Google puts a stop to Chrome password snooping
Google will soon require Chrome users to sign in before being able to see a list of passwords saved in the browser.
At the moment, going to “chrome://settings/passwords” when a user is logged into Chrome will bring up a list of stored credentials. Passwords are initially concealed with asterisks, but selecting one and clicking the Show button will reveal it in plain text.
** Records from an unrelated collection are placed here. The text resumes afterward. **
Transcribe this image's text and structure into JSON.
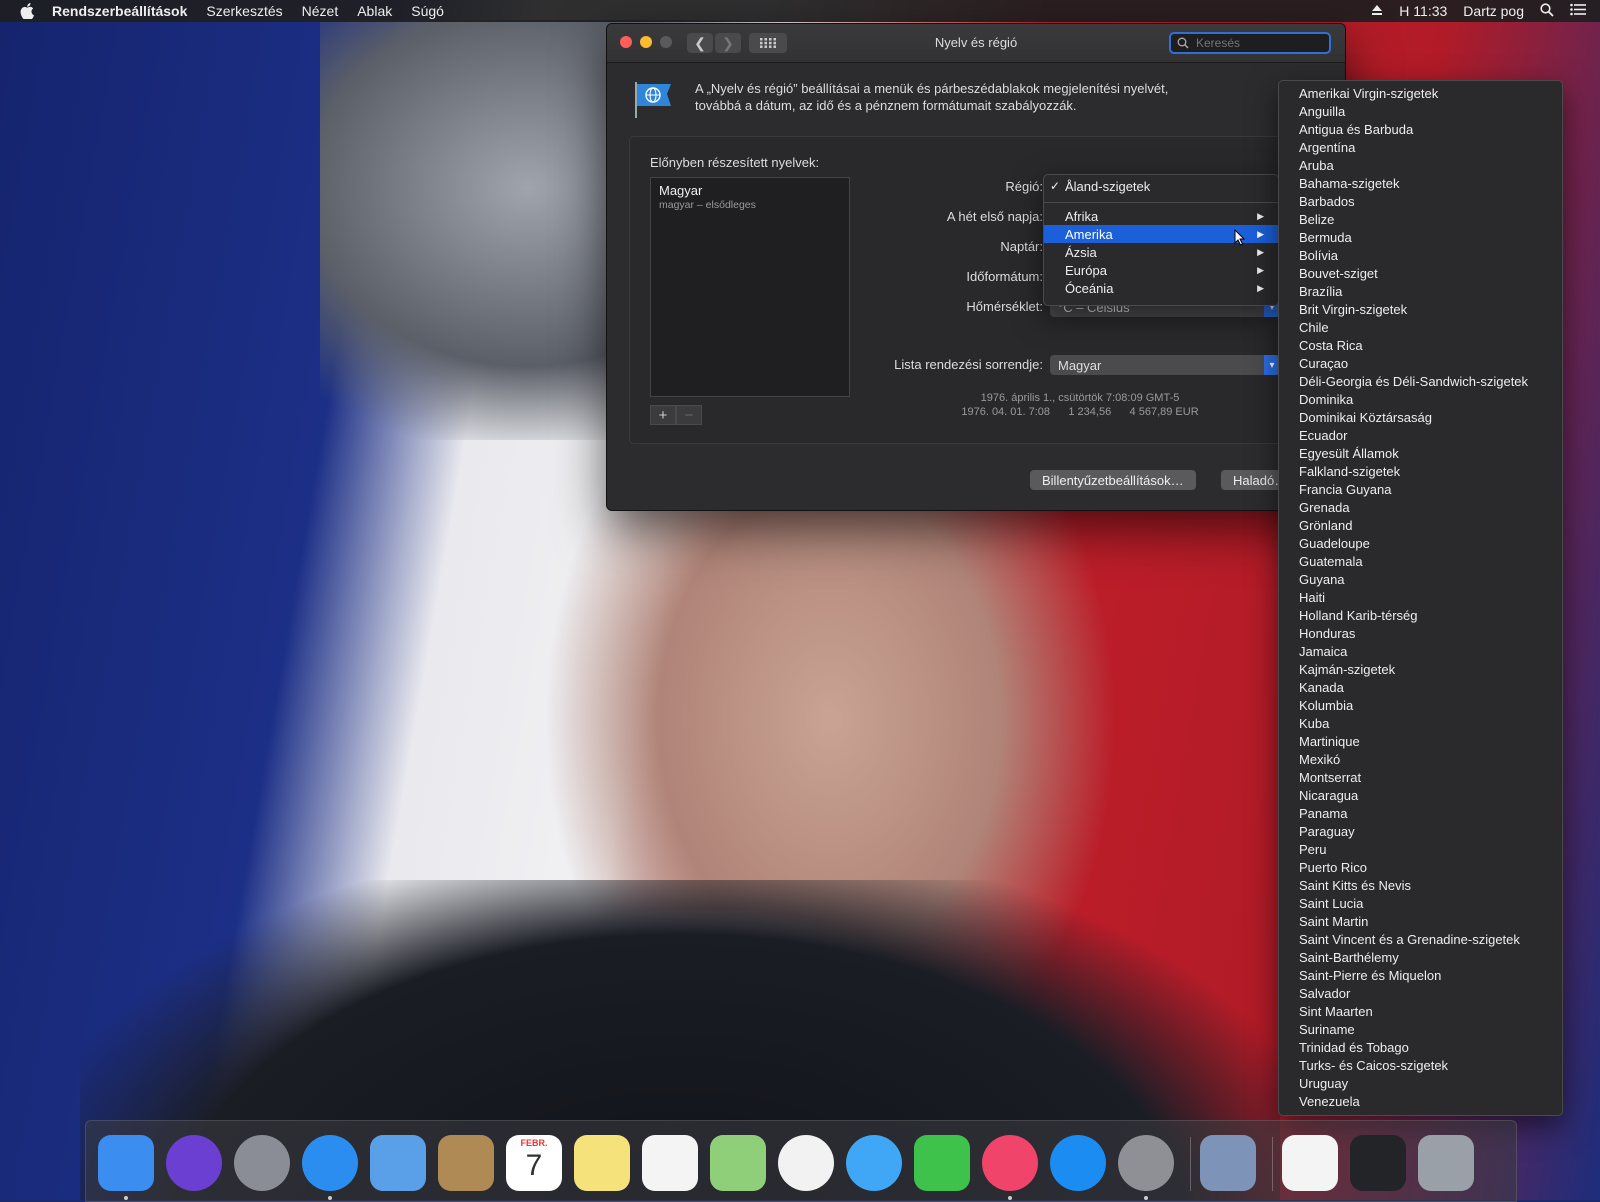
{
  "menubar": {
    "app_name": "Rendszerbeállítások",
    "items": [
      "Szerkesztés",
      "Nézet",
      "Ablak",
      "Súgó"
    ],
    "time": "H 11:33",
    "user": "Dartz pog"
  },
  "window": {
    "title": "Nyelv és régió",
    "search_placeholder": "Keresés",
    "description_line1": "A „Nyelv és régió” beállításai a menük és párbeszédablakok megjelenítési nyelvét,",
    "description_line2": "továbbá a dátum, az idő és a pénznem formátumait szabályozzák.",
    "preferred_languages_label": "Előnyben részesített nyelvek:",
    "language_name": "Magyar",
    "language_sub": "magyar – elsődleges",
    "add_label": "+",
    "remove_label": "−",
    "labels": {
      "region": "Régió:",
      "first_day": "A hét első napja:",
      "calendar": "Naptár:",
      "time_format": "Időformátum:",
      "temperature": "Hőmérséklet:",
      "sort_order": "Lista rendezési sorrendje:"
    },
    "temperature_value": "°C – Celsius",
    "sort_order_value": "Magyar",
    "sample_line1": "1976. április 1., csütörtök 7:08:09 GMT-5",
    "sample_line2": "1976. 04. 01. 7:08      1 234,56      4 567,89 EUR",
    "keyboard_button": "Billentyűzetbeállítások…",
    "advanced_button": "Haladó…"
  },
  "region_menu": {
    "checked_item": "Åland-szigetek",
    "items": [
      "Afrika",
      "Amerika",
      "Ázsia",
      "Európa",
      "Óceánia"
    ],
    "selected": "Amerika"
  },
  "country_menu": {
    "items": [
      "Amerikai Virgin-szigetek",
      "Anguilla",
      "Antigua és Barbuda",
      "Argentína",
      "Aruba",
      "Bahama-szigetek",
      "Barbados",
      "Belize",
      "Bermuda",
      "Bolívia",
      "Bouvet-sziget",
      "Brazília",
      "Brit Virgin-szigetek",
      "Chile",
      "Costa Rica",
      "Curaçao",
      "Déli-Georgia és Déli-Sandwich-szigetek",
      "Dominika",
      "Dominikai Köztársaság",
      "Ecuador",
      "Egyesült Államok",
      "Falkland-szigetek",
      "Francia Guyana",
      "Grenada",
      "Grönland",
      "Guadeloupe",
      "Guatemala",
      "Guyana",
      "Haiti",
      "Holland Karib-térség",
      "Honduras",
      "Jamaica",
      "Kajmán-szigetek",
      "Kanada",
      "Kolumbia",
      "Kuba",
      "Martinique",
      "Mexikó",
      "Montserrat",
      "Nicaragua",
      "Panama",
      "Paraguay",
      "Peru",
      "Puerto Rico",
      "Saint Kitts és Nevis",
      "Saint Lucia",
      "Saint Martin",
      "Saint Vincent és a Grenadine-szigetek",
      "Saint-Barthélemy",
      "Saint-Pierre és Miquelon",
      "Salvador",
      "Sint Maarten",
      "Suriname",
      "Trinidad és Tobago",
      "Turks- és Caicos-szigetek",
      "Uruguay",
      "Venezuela"
    ]
  },
  "dock": {
    "calendar_month": "FEBR.",
    "calendar_day": "7",
    "icons": [
      {
        "name": "finder-icon",
        "color": "#3b8ef0"
      },
      {
        "name": "siri-icon",
        "color": "#6b3fd1"
      },
      {
        "name": "launchpad-icon",
        "color": "#8a8d96"
      },
      {
        "name": "safari-icon",
        "color": "#2c8df0"
      },
      {
        "name": "mail-icon",
        "color": "#5aa0e8"
      },
      {
        "name": "contacts-icon",
        "color": "#b08a55"
      },
      {
        "name": "calendar-icon",
        "color": "#ffffff"
      },
      {
        "name": "notes-icon",
        "color": "#f6e27a"
      },
      {
        "name": "reminders-icon",
        "color": "#f4f4f4"
      },
      {
        "name": "maps-icon",
        "color": "#8fcf7a"
      },
      {
        "name": "photos-icon",
        "color": "#f2f2f2"
      },
      {
        "name": "messages-icon",
        "color": "#3fa7f5"
      },
      {
        "name": "facetime-icon",
        "color": "#3ec24b"
      },
      {
        "name": "music-icon",
        "color": "#f0446a"
      },
      {
        "name": "app-store-icon",
        "color": "#1b8cf1"
      },
      {
        "name": "system-preferences-icon",
        "color": "#8e9096"
      },
      {
        "name": "preview-icon",
        "color": "#7d93b8"
      },
      {
        "name": "document-icon",
        "color": "#f4f4f4"
      },
      {
        "name": "safari-minimized-icon",
        "color": "#222428"
      },
      {
        "name": "trash-icon",
        "color": "#9aa0a8"
      }
    ]
  }
}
There’s no authentication procedure before accessing the information, so anyone who has access to your computer can easily grab your login details.
Google now appears to be addressing the problem, asking users to retype their local OS password before accessing the full list.
“When you are authenticated, you won’t need to reauthenticate any more for one minute,” noted Google evangelist François Beaufort, in a post on Google+.
So far, the new reauthentication system is only in the experimental build of Chrome for Mac. Although Google has yet to confirm that it will extend to other versions, it seems likely to happen.
Security analyst Graham Cluley said he was glad to see Google had “finally seen sense”.
“It was an easy option for them to put in place, and does provide a higher level of protection for users, so it’s a mystery why it took them so long to admit that they were wrong in their previous stance,” he told PC Pro.
“No-one is saying that it’s a 100% answer, but it will protect Chrome users against casual password-snooping by colleagues, friends and loved ones.”